So it goes.

for 2 Trumpets
2014

“It is so short and jumbled and jangled, Sam, because there is nothing intelligent to say about a massacre. Everybody is supposed to be dead, to never say anything or want anything ever again. Everything is supposed to be very quiet after a massacre, and it always is, except for the birds. And what do the birds say? All there is to say about a massacre, things like "Poo-tee-weet?” 
-Kurt Vonnegut, Slaughterhouse-Five

It wasn’t by plan that I wrote a trumpet duet. When asked to write one, I thought it might turn into some obligatory piece that was amorphous and didn’t have any meaning for me once it was finished. Needless to say, it became a lot more than that.

As I was first thinking of the piece, the melody from “Taps” kept trailing through my head, and I was reminded of how odd I felt it was - that a song consisting of only notes from a major triad was played at military funerals. This got me thinking about how I’d picture grief to sound.

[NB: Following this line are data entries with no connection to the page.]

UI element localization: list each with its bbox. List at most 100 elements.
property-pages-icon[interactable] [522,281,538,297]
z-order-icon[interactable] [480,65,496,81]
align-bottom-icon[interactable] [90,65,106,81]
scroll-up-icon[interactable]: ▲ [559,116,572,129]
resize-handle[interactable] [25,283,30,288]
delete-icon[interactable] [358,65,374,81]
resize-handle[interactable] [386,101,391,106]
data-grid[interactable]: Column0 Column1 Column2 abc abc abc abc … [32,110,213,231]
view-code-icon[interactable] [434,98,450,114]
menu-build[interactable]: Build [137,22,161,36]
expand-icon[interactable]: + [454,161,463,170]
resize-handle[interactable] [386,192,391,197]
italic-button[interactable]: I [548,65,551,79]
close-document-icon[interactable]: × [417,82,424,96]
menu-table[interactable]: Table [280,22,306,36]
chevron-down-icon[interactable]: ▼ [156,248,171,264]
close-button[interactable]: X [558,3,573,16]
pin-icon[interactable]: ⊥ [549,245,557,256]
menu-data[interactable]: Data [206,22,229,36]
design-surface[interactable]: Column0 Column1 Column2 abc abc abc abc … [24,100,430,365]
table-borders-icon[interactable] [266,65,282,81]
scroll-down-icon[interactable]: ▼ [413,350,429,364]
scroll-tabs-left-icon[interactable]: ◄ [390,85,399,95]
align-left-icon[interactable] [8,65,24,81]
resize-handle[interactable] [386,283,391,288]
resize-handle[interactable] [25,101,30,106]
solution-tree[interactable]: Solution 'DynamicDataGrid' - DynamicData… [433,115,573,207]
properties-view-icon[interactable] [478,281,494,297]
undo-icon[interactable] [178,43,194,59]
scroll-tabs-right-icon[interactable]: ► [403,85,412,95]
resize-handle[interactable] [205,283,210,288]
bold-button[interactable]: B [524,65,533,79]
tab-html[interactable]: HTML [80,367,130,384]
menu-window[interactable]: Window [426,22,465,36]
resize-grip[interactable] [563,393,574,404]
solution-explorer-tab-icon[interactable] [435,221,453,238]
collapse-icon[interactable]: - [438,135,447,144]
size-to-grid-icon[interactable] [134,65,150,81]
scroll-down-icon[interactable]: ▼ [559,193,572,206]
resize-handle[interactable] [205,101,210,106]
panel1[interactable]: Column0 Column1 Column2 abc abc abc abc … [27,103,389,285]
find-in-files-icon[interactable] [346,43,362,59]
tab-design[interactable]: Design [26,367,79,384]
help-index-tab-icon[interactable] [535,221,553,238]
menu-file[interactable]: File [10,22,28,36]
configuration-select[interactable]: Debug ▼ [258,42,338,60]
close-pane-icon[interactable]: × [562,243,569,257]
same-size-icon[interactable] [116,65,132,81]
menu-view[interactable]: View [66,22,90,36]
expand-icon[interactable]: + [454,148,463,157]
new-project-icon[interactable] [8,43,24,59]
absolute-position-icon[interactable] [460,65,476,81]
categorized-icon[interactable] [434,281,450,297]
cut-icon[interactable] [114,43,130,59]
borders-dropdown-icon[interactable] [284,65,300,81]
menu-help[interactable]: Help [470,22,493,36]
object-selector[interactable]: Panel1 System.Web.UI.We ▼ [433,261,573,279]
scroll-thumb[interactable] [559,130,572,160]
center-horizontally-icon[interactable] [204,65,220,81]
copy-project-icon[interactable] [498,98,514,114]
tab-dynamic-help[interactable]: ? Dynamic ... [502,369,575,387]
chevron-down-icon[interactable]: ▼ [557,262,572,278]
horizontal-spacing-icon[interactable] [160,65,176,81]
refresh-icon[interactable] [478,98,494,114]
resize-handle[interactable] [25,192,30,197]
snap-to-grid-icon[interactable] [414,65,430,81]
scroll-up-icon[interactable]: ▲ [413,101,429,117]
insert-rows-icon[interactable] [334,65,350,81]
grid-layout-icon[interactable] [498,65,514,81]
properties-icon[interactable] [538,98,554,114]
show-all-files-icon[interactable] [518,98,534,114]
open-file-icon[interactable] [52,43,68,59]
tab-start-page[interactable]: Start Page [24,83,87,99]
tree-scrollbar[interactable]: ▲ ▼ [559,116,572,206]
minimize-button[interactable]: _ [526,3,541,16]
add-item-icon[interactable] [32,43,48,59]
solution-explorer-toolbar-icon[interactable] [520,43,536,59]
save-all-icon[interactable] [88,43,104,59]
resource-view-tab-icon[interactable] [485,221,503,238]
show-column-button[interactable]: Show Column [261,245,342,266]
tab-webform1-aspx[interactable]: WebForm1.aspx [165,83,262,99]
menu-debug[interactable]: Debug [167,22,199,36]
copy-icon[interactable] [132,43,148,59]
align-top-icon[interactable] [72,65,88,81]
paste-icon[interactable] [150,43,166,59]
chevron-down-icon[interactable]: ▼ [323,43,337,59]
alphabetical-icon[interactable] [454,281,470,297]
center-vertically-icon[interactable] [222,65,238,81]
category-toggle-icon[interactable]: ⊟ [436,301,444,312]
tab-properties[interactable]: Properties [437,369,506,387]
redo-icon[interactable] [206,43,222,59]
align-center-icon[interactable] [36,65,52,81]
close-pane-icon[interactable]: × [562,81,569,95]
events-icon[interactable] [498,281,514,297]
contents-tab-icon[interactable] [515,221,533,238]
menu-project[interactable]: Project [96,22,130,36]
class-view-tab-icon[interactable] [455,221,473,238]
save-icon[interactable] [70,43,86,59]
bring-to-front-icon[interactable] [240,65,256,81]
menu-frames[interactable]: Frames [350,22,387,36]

“So it goes.” attempts to depict the raw emotion of death rather than a heroic story or commemoration of death. It features different extended techniques for trumpet, asking performers to cry through the trumpet, imitate bombs, and imitate sirens. While the title can be taken in a variety of ways, its original intention was to allude to the endless motif from Vonnegut’s Slaughterhouse-Five, which appears, somewhat flippantly, after anyone in the book dies.